Italy under-20s player Jake Polledri hopes to succeed where his father and fellow back-row Peter once came up just short – and eventually make the step up from age grade rugby to senior international honours.
However, Polledri’s immediate focus is on helping his side perform well on home soil in next month's World Rugby U20 Championship.
Bristol born and bred, Polledri junior qualifies for Italy through his grandmother, who hails from a village near Rome. He played in all bar one of the games in the RBS Under-20 6 Nations earlier this year and retains his place in the Italy squad for the World Championship.
Italy have been drawn in Pool B alongside last year’s beaten finalists South Africa, Australia and Samoa.
Polledri knows from first-hand experience how tough it is to play against the South Africans, having come up against some of the country’s top provincial sides while on an Italy under-19 tour there last summer.
“South Africa are always renowned for being massive and skilful so we’ll have to prepare well physically and mentally. We won two and lost two on that tour and I’d imagine some of the guys we faced then will be picked for the U20s World Cup," Polledri said.
“It’s a tough group, all round, and no doubt we’ll be underdogs. But I think we showed in the last two games of the Six Nations that we play a lot better at home. The support we get is awesome.
“Although the France scoreline might have suggested otherwise (they lost 40-10 in San Dona), anyone who was at that game would have seen how we stepped things up quite a bit. And then, against Wales, we turned in our best performance only to lose to a penalty try and conversion with the last play of the game when we’d been reduced to 13 men.
“It was great to finish the Six Nations on a positive note even though we narrowly lost. To run a Welsh side so close, who’d beaten England – the benchmark team at his level – was really encouraging.
“I wouldn’t really like to say how far we can go or where we’ll finish in the under-20s World Cup but hopefully those last two games will stand us in good stead.”
Jake’s father Peter, a Bristol legend who made 462 appearances in a 15-year career with the West Country club, captained England at under-23 level but was never capped by the senior team after being considered too small.
Burgeoning business interests also prevented him pursuing an opportunity to play for Italy, his mother Louisa’s birthplace, back in the mid-80s, but he now takes enormous pride in watching his son play for the Azzurrini.
“We’ll all be going across from Bristol to watch him this summer; it’s brilliant what he’s done,” Polledri senior said. “My Mum is as pleased as punch to have one of her grandsons represent Italy.”

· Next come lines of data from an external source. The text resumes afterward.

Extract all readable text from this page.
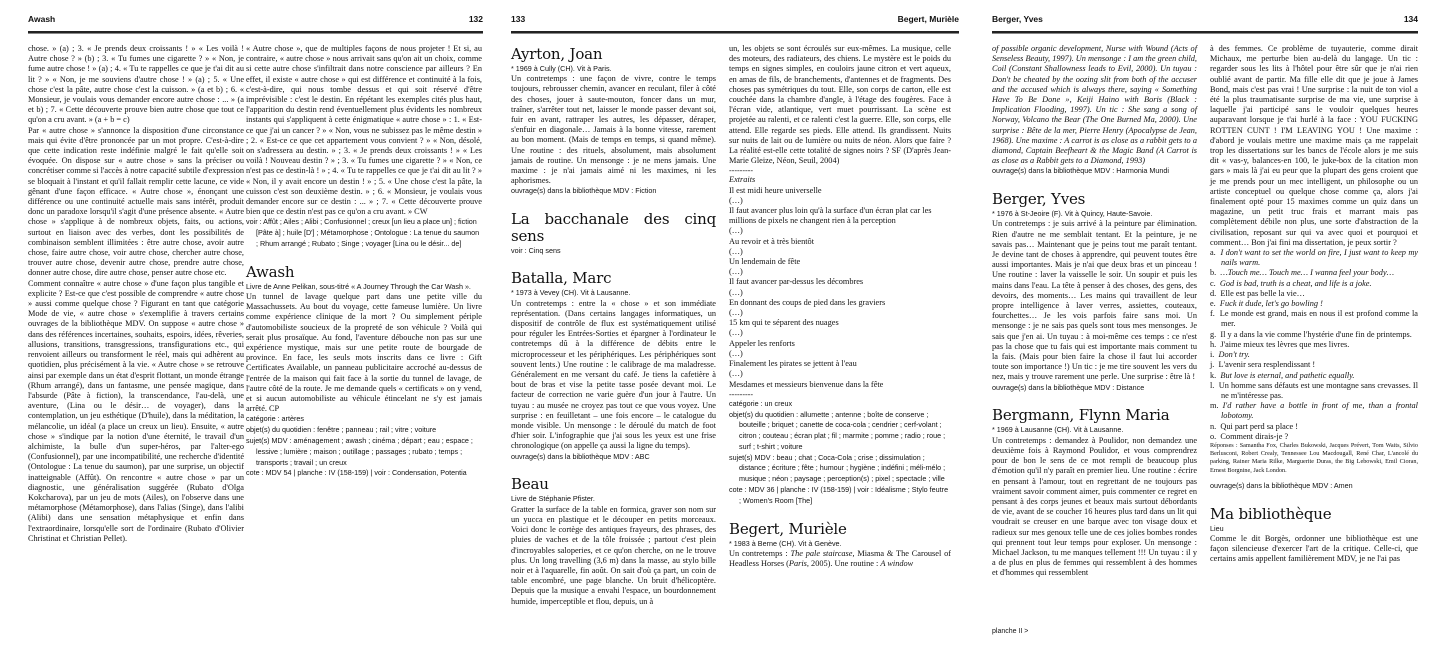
Awash	132

chose. » (a) ; 3. « Je prends deux croissants ! » « Les voilà ! Autre chose ? » (b) ; 3. « Tu fumes une cigarette ? » « Non, je fume autre chose ! » (a) ; 4. « Tu te rappelles ce que je t'ai dit au lit ? » « Non, je me souviens d'autre chose ! » (a) ; 5. « Une chose c'est la pâte, autre chose c'est la cuisson. » (a et b) ; 6. « Monsieur, je voulais vous demander encore autre chose : ... » (a et b) ; 7. « Cette découverte prouve bien autre chose que tout ce qu'on a cru avant. » (a + b = c)

Par « autre chose » s'annonce la disposition d'une circonstance mais qui évite d'être prononcée par un mot propre. C'est-à-dire que cette indication reste indéfinie malgré le fait qu'elle soit évoquée. On dispose sur « autre chose » sans la préciser ou concrétiser comme si l'accès à notre capacité subtile d'expression se bloquait à l'instant et qu'il fallait remplir cette lacune, ce vide gênant d'une façon efficace. « Autre chose », énonçant une différence ou une continuité actuelle mais sans intérêt, produit donc un paradoxe lorsqu'il s'agit d'une présence absente. « Autre chose » s'applique à de nombreux objets, faits, ou actions, surtout en liaison avec des verbes, dont les possibilités de combinaison semblent illimitées : être autre chose, avoir autre chose, faire autre chose, voir autre chose, chercher autre chose, trouver autre chose, devenir autre chose, prendre autre chose, donner autre chose, dire autre chose, penser autre chose etc.

Comment connaître « autre chose » d'une façon plus tangible et explicite ? Est-ce que c'est possible de comprendre « autre chose » aussi comme quelque chose ? Figurant en tant que catégorie Mode de vie, « autre chose » s'exemplifie à travers certains ouvrages de la bibliothèque MDV. On suppose « autre chose » dans des références incertaines, souhaits, espoirs, idées, rêveries, allusions, transitions, transgressions, transfigurations etc., qui renvoient ailleurs ou transforment le réel, mais qui adhèrent au quotidien, plus précisément à la vie. « Autre chose » se retrouve ainsi par exemple dans un état d'esprit flottant, un monde étrange (Rhum arrangé), dans un fantasme, une pensée magique, dans l'absurde (Pâte à fiction), la transcendance, l'au-delà, une aventure, (Lina ou le désir… de voyager), dans la contemplation, un jeu esthétique (D'huile), dans la méditation, la mélancolie, un idéal (a place un creux un lieu). Ensuite, « autre chose » s'indique par la notion d'une éternité, le travail d'un alchimiste, la bulle d'un super-héros, par l'alter-ego (Confusionnel), par une incompatibilité, une recherche d'identité (Ontologue : La tenue du saumon), par une surprise, un objectif inatteignable (Affût). On rencontre « autre chose » par un diagnostic, une généralisation suggérée (Rubato d'Olga Kokcharova), par un jeu de mots (Ailes), on l'observe dans une métamorphose (Métamorphose), dans l'alias (Singe), dans l'alibi (Alibi) dans une sensation métaphysique et enfin dans l'extraordinaire, lorsqu'elle sort de l'ordinaire (Rubato d'Olivier Christinat et Christian Pellet).

« Autre chose », que de multiples façons de nous projeter ! Et si, au contraire, « autre chose » nous arrivait sans qu'on ait un choix, comme si cette autre chose s'infiltrait dans notre conscience par ailleurs ? En effet, il existe « autre chose » qui est différence et continuité à la fois, c'est-à-dire, qui nous tombe dessus et qui soit réservé d'être imprévisible : c'est le destin. En répétant les exemples cités plus haut, l'apparition du destin rend éventuellement plus évidents les nombreux instants qui s'appliquent à cette énigmatique « autre chose » : 1. « Est-ce que j'ai un cancer ? » « Non, vous ne subissez pas le même destin » ; 2. « Est-ce ce que cet appartement vous convient ? » « Non, désolé, on s'adressera au destin. » ; 3. « Je prends deux croissants ! » « Les voilà ! Nouveau destin ? » ; 3. « Tu fumes une cigarette ? » « Non, ce n'est pas ce destin-là ! » ; 4. « Tu te rappelles ce que je t'ai dit au lit ? » « Non, il y avait encore un destin ! » ; 5. « Une chose c'est la pâte, la cuisson c'est son deuxième destin. » ; 6. « Monsieur, je voulais vous demander encore sur ce destin : ... » ; 7. « Cette découverte prouve bien que ce destin n'est pas ce qu'on a cru avant. » CW

voir : Affût ; Ailes ; Alibi ; Confusionnel ; creux [un lieu a place un] ; fiction [Pâte à] ; huile [D'] ; Métamorphose ; Ontologue : La tenue du saumon ; Rhum arrangé ; Rubato ; Singe ; voyager [Lina ou le désir... de]

Awash

Livre de Anne Pelikan, sous-titré « A Journey Through the Car Wash ».

Un tunnel de lavage quelque part dans une petite ville du Massachussets. Au bout du voyage, cette fameuse lumière. Un livre comme expérience clinique de la mort ? Ou simplement périple d'automobiliste soucieux de la propreté de son véhicule ? Voilà qui serait plus prosaïque. Au fond, l'aventure débouche non pas sur une expérience mystique, mais sur une petite route de bourgade de province. En face, les seuls mots inscrits dans ce livre : Gift Certificates Available, un panneau publicitaire accroché au-dessus de l'entrée de la maison qui fait face à la sortie du tunnel de lavage, de l'autre côté de la route. Je me demande quels « certificats » on y vend, et si aucun automobiliste au véhicule étincelant ne s'y est jamais arrêté. CP

catégorie : artères

objet(s) du quotidien : fenêtre ; panneau ; rail ; vitre ; voiture

sujet(s) MDV : aménagement ; awash ; cinéma ; départ ; eau ; espace ; lessive ; lumière ; maison ; outillage ; passages ; rubato ; temps ; transports ; travail ; un creux

cote : MDV 54 | planche : IV (158-159) | voir : Condensation, Potentia

133	Begert, Murièle
Ayrton, Joan

* 1969 à Cully (CH). Vit à Paris.

Un contretemps : une façon de vivre, contre le temps toujours, rebrousser chemin, avancer en reculant, filer à côté des choses, jouer à saute-mouton, foncer dans un mur, traîner, s'arrêter tout net, laisser le monde passer devant soi, fuir en avant, rattraper les autres, les dépasser, déraper, s'enfuir en diagonale… Jamais à la bonne vitesse, rarement au bon moment. (Mais de temps en temps, si quand même). Une routine : des rituels, absolument, mais absolument jamais de routine. Un mensonge : je ne mens jamais. Une maxime : je n'ai jamais aimé ni les maximes, ni les aphorismes.

ouvrage(s) dans la bibliothèque MDV : Fiction

La bacchanale des cinq sens

voir : Cinq sens

Batalla, Marc

* 1973 à Vevey (CH). Vit à Lausanne.

Un contretemps : entre la « chose » et son immédiate représentation. (Dans certains langages informatiques, un dispositif de contrôle de flux est systématiquement utilisé pour réguler les Entrées-Sorties et épargner à l'ordinateur le contretemps dû à la différence de débits entre le microprocesseur et les périphériques. Les périphériques sont souvent lents.) Une routine : le calibrage de ma maladresse. Généralement en me versant du café. Je tiens la cafetière à bout de bras et vise la petite tasse posée devant moi. Le facteur de correction ne varie guère d'un jour à l'autre. Un tuyau : au musée ne croyez pas tout ce que vous voyez. Une surprise : en feuilletant – une fois encore – le catalogue du monde visible. Un mensonge : le déroulé du match de foot d'hier soir. L'infographie que j'ai sous les yeux est une frise chronologique (on appelle ça aussi la ligne du temps).

ouvrage(s) dans la bibliothèque MDV : ABC

Beau

Livre de Stéphanie Pfister.

Gratter la surface de la table en formica, graver son nom sur un yucca en plastique et le découper en petits morceaux. Voici donc le cortège des antiques frayeurs, des phrases, des pluies de vaches et de la tôle froissée ; partout c'est plein d'incroyables saloperies, et ce qu'on cherche, on ne le trouve plus. Un long travelling (3,6 m) dans la masse, au stylo bille noir et à l'aquarelle, fin août. On sait d'où ça part, un coin de table encombré, une page blanche. Un bruit d'hélicoptère. Depuis que la musique a envahi l'espace, un bourdonnement humide, imperceptible et flou, depuis, un à

un, les objets se sont écroulés sur eux-mêmes. La musique, celle des moteurs, des radiateurs, des chiens. Le mystère est le poids du temps en signes simples, en couloirs jaune citron et vert aqueux, en amas de fils, de branchements, d'antennes et de fragments. Des choses pas symétriques du tout. Elle, son corps de carton, elle est couchée dans la chambre d'angle, à l'étage des fougères. Face à l'écran vide, atlantique, vert muet pourrissant. La scène est projetée au ralenti, et ce ralenti c'est la guerre. Elle, son corps, elle attend. Elle regarde ses pieds. Elle attend. Ils grandissent. Nuits sur nuits de lait ou de lumière ou nuits de néon. Alors que faire ? La réalité est-elle cette totalité de signes noirs ? SF (D'après Jean-Marie Gleize, Néon, Seuil, 2004)

---------

Extraits

Il est midi heure universelle

(…)

Il faut avancer plus loin qu'à la surface d'un écran plat car les millions de pixels ne changent rien à la perception

(…)

Au revoir et à très bientôt

(…)

Un lendemain de fête

(…)

Il faut avancer par-dessus les décombres

(…)

En donnant des coups de pied dans les graviers

(…)

15 km qui te séparent des nuages

(…)

Appeler les renforts

(…)

Finalement les pirates se jettent à l'eau

(…)

Mesdames et messieurs bienvenue dans la fête

---------

catégorie : un creux

objet(s) du quotidien : allumette ; antenne ; boîte de conserve ; bouteille ; briquet ; canette de coca-cola ; cendrier ; cerf-volant ; citron ; couteau ; écran plat ; fil ; marmite ; pomme ; radio ; roue ; surf ; t-shirt ; voiture

sujet(s) MDV : beau ; chat ; Coca-Cola ; crise ; dissimulation ; distance ; écriture ; fête ; humour ; hygiène ; indéfini ; méli-mélo ; musique ; néon ; paysage ; perception(s) ; pixel ; spectacle ; ville

cote : MDV 36 | planche : IV (158-159) | voir : Idéalisme ; Stylo feutre ; Women's Room [The]

Begert, Murièle

* 1983 à Berne (CH). Vit à Genève.

Un contretemps : The pale staircase, Miasma & The Carousel of Headless Horses (Paris, 2005). Une routine : A window

Berger, Yves	134

of possible organic development, Nurse with Wound (Acts of Senseless Beauty, 1997). Un mensonge : I am the green child, Coil (Constant Shallowness leads to Evil, 2000). Un tuyau : Don't be cheated by the oozing slit from both of the accuser and the accused which is always there, saying « Something Have To Be Done », Keiji Haino with Boris (Black : Implication Flooding, 1997). Un tic : She sang a song of Norway, Volcano the Bear (The One Burned Ma, 2000). Une surprise : Bête de la mer, Pierre Henry (Apocalypse de Jean, 1968). Une maxime : A carrot is as close as a rabbit gets to a diamond, Captain Beefheart & the Magic Band (A Carrot is as close as a Rabbit gets to a Diamond, 1993)

ouvrage(s) dans la bibliothèque MDV : Harmonia Mundi

Berger, Yves

* 1976 à St-Jeoire (F). Vit à Quincy, Haute-Savoie.

Un contretemps : je suis arrivé à la peinture par élimination. Rien d'autre ne me semblait tentant. Et la peinture, je ne savais pas… Maintenant que je peins tout me paraît tentant. Je devine tant de choses à apprendre, qui peuvent toutes être aussi importantes. Mais je n'ai que deux bras et un pinceau ! Une routine : laver la vaisselle le soir. Un soupir et puis les mains dans l'eau. La tête à penser à des choses, des gens, des devoirs, des moments… Les mains qui travaillent de leur propre intelligence à laver verres, assiettes, couteaux, fourchettes… Je les vois parfois faire sans moi. Un mensonge : je ne sais pas quels sont tous mes mensonges. Je sais que j'en ai. Un tuyau : à moi-même ces temps : ce n'est pas la chose que tu fais qui est importante mais comment tu la fais. (Mais pour bien faire la chose il faut lui accorder toute son importance !) Un tic : je me tire souvent les vers du nez, mais y trouve rarement une perle. Une surprise : être là !

ouvrage(s) dans la bibliothèque MDV : Distance

Bergmann, Flynn Maria

* 1969 à Lausanne (CH). Vit à Lausanne.

Un contretemps : demandez à Poulidor, non demandez une deuxième fois à Raymond Poulidor, et vous comprendrez pour de bon le sens de ce mot rempli de beaucoup plus d'émotion qu'il n'y paraît en premier lieu. Une routine : écrire en pensant à l'amour, tout en regrettant de ne toujours pas vraiment savoir comment aimer, puis commenter ce regret en pensant à des corps jeunes et beaux mais surtout débordants de vie, avant de se coucher 16 heures plus tard dans un lit qui voudrait se creuser en une barque avec ton visage doux et radieux sur mes genoux telle une de ces jolies bombes rondes qui prennent tout leur temps pour exploser. Un mensonge : Michael Jackson, tu me manques tellement !!! Un tuyau : il y a de plus en plus de femmes qui ressemblent à des hommes et d'hommes qui ressemblent

planche II >

à des femmes. Ce problème de tuyauterie, comme dirait Michaux, me perturbe bien au-delà du langage. Un tic : regarder sous les lits à l'hôtel pour être sûr que je n'ai rien oublié avant de partir. Ma fille elle dit que je joue à James Bond, mais c'est pas vrai ! Une surprise : la nuit de ton viol a été la plus traumatisante surprise de ma vie, une surprise à laquelle j'ai participé sans le vouloir quelques heures auparavant lorsque je t'ai hurlé à la face : YOU FUCKING ROTTEN CUNT ! I'M LEAVING YOU ! Une maxime : d'abord je voulais mettre une maxime mais ça me rappelait trop les dissertations sur les bancs de l'école alors je me suis dit « vas-y, balances-en 100, le juke-box de la citation mon gars » mais là j'ai eu peur que la plupart des gens croient que je me prends pour un mec intelligent, un philosophe ou un artiste conceptuel ou quelque chose comme ça, alors j'ai finalement opté pour 15 maximes comme un quiz dans un magazine, un petit truc frais et marrant mais pas complètement débile non plus, une sorte d'abstraction de la civilisation, reposant sur qui va avec quoi et pourquoi et comment… Bon j'ai fini ma dissertation, je peux sortir ?

a. I don't want to set the world on fire, I just want to keep my nails warm.
b. …Touch me… Touch me… I wanna feel your body…
c. God is bad, truth is a cheat, and life is a joke.
d. Elle est pas belle la vie…
e. Fuck it dude, let's go bowling !
f. Le monde est grand, mais en nous il est profond comme la mer.
g. Il y a dans la vie comme l'hystérie d'une fin de printemps.
h. J'aime mieux tes lèvres que mes livres.
i. Don't try.
j. L'avenir sera resplendissant !
k. But love is eternal, and pathetic equally.
l. Un homme sans défauts est une montagne sans crevasses. Il ne m'intéresse pas.
m. I'd rather have a bottle in front of me, than a frontal lobotomy.
n. Qui part perd sa place !
o. Comment dirais-je ?

Réponses : Samantha Fox, Charles Bukowski, Jacques Prévert, Tom Waits, Silvio Berlusconi, Robert Crealy, Tennessee Lou Macdougall, René Char, L'ancolé du parking, Rainer Maria Rilke, Marguerite Duras, the Big Lebowski, Emil Cioran, Ernest Borgnine, Jack London.

ouvrage(s) dans la bibliothèque MDV : Amen

Ma bibliothèque

Lieu

Comme le dit Borgès, ordonner une bibliothèque est une façon silencieuse d'exercer l'art de la critique. Celle-ci, que certains amis appellent familièrement MDV, je ne l'ai pas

With all of the matches being played at the home grounds of Italy’s leading club sides, the U20 Championship provides the perfect shop window for players wishing to push for higher honours.
No less than 26 players have graduated from the under-20 ranks to the Italian national side since 2008, with two, Giulio Bisegni and Michele Visentin (pictured right), making the step up in the 2015 Six Nations.
Polledri is no different from any of his team-mates in wanting to make it at the highest level.
“With it being in Italy all of the Italian Federation will be there watching the games so it is a chance to impress,” said Polledri.
“It’s a big step up to the senior level but people do make it whether that’s straight away or a couple of years down the line.
“All you can do is just try to play well and hope the opportunity comes your way, one day.”